China is beginning to move toward a more equitable legal system, with public trials and trained defense attorneys, but lengthy conversations here recently revealed a great gap between popular demands for more human rights and the policy of the Communist Party.

In a wide-ranging exchange with American journalists, two law experts from Peking University refused to concede that China's most famous political prisoners -- the infamous Gang of Four -- had any right to a speedy or open trial until the party decided it was time for one. As the Carter administration prepares to discuss its human rights concerns again with visiting Vice Premier Teng Hsiaoping, the chance for any real understanding on such matters seems slight.

Instead, the Chinese seem to be trying to patch up, bit by bit, a legal fabric ripped to shreds by two decades of political typhoons.

Trials are opening to the public again, except in cases of national security or sexual offenses. Universities are training lawyers to replace amateur defense counsels, now usually a friend or relative of the accused. People at the bottom, even political outcasts like former landlords, are being given hope of fairer treatment, but high political criminals like the Gang of Four are still considered beyond all rules.

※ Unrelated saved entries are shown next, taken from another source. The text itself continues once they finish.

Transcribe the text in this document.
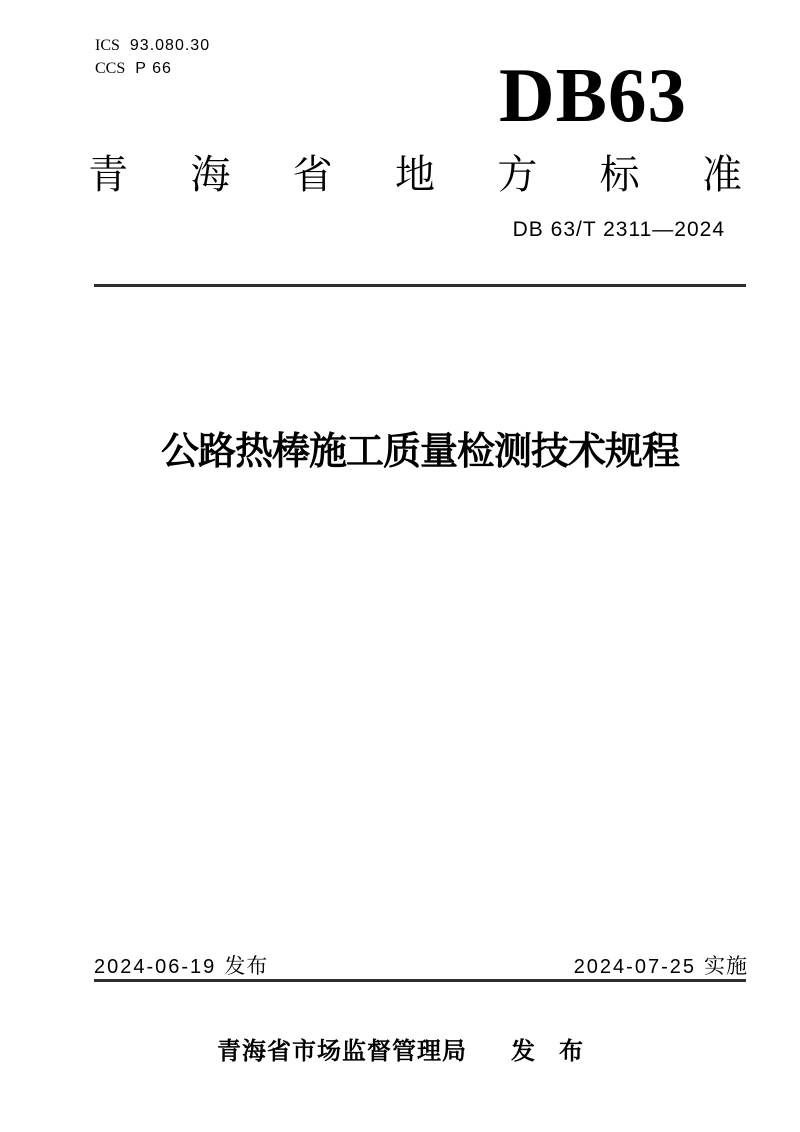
ICS 93.080.30
CCS P 66	DB63
青 海 省 地 方 标 准
DB 63/T 2311—2024
公路热棒施工质量检测技术规程
2024-06-19 发布	2024-07-25 实施
青海省市场监督管理局 发布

The "gang" comprises four former Politburo members, led by Chiang Ching, the widow of Chairman Mao Tse-tung, who were arrested on Oct. 6, 1976, for allegedly trying to take over the government.

Prof. Shen Chung-line and lecturer Wu Ji-ying, both of Peking University's law faculty, confirmed here that no criminal charges have been filed against the four and they have not had a trial. Yet, the two law experts insisted that their arrest was justified because it was "the will of the people."

"How did anyone at the time know it was the will of the people?" an American asked. It took much of the rest of the morning to arrive at an answer vaguely comprehensible to minds used to Western standards of law. It was the people's will because people supported the arrests after they were made.

Earlier arrests and purges, such as those suffered by Vice Premier Teng, turned out not to be the people's will because people did not support them after they had been announced.

The party is the representative of the proletariat and "the law is the embodiment of the party's policy," said Shen. Despite the moves toward reforms, the law remains only what the party say it is.

"They are trying to avoid the worst abuses of the nightmare of the last several years," said Harvard Law School Prof. Jerome A. Cohen in an earlier interview in Hong Kong. "They are trying to get back to 1956, when people had a minimal kind of security. It's not free speech, but at least it's better than they've had lately."

The party has not given up its power to administer justice as it sees fit, but it has decided to administer it with a lighter hand, in hopes that both morale and economic production will increase. Peasants and workers complaining of discrimination and hunger are allowed to march in Perking apparently without anyone being arrested so far. Three men arrested in 1974 for a prodemocracy wallposter in Canton, written under the pseudonym Li Yi-che, have been released in the last two weeks, according to a report by Agence France-Presse.

A Dec. 3 article in the Kwangming Daily, a Peking newspaper aimed at intellectuals, even called for legal limits on "inner party struggles," which have filled Chinese jailes in the past with political prisoners.

Shen seemed unwilling to tread too far into this domain of the party, other than to say that "I personally would like to see a public trial of the Gang of Four."

In some areas, official broadcasts call for harsher justice, quite the opposite of what many of the appeals from friends and relatives of prisoners in Peking are saying in wallposters here.

"Some immature young people do not have the slightest impression of law and discipline and cannot distinguish between right and wrong or good and evil," the People's Daily complained last month in an article that revealed a serious outbreak of juvenile crime. A Kansu provincial broadcast said "criminals have not been dealt blows vigorously."

The campaign for more vigorous justice is called "maintaining public order and establishing good social order." Some officials have tied it to the legal reform effort by arguing that order can be restored only when everyone knows what the law is.

The lack of a widely disseminated criminal code in recent years allowed some political leaders to arrest people on flimsy pretexts. Many police stations in Canton and other Chinese cities have recently posted specific criminal statutes outside their doors.

The People's Daily has proposed giving legal protections even to people like former landlords, who have been subject to official discrimination since the Communists took power in China i 1949. This means rewriting the concept of class struggle as the Soviet Union did during the post-Stalin reforms.

Official "procurators" are now being reestablished in every locality to weigh evidence and throw out dubious police cases before going to trial. Shen and Wu said they are also trying to train as many people as possible to serve as public defenders.

The Chinese system still continues to emphasize confessions. Suspects know punishments will be lighter and their chances better if they simply admit to the charges, and give up any effective defense. Wu denied, however, that police carried this to the extreme of saying, "you will be released immediately if you confess, or if you don't confess, you will be punished severely."

Political criminals, the professors indicated, will be treated generously. Chinese sources report that one of the Gang of Four, Chang Chun-chiao, is now in a hospital being treated for cancer. Others are under house arrest, waiting to see what the party decides the law in their case should be.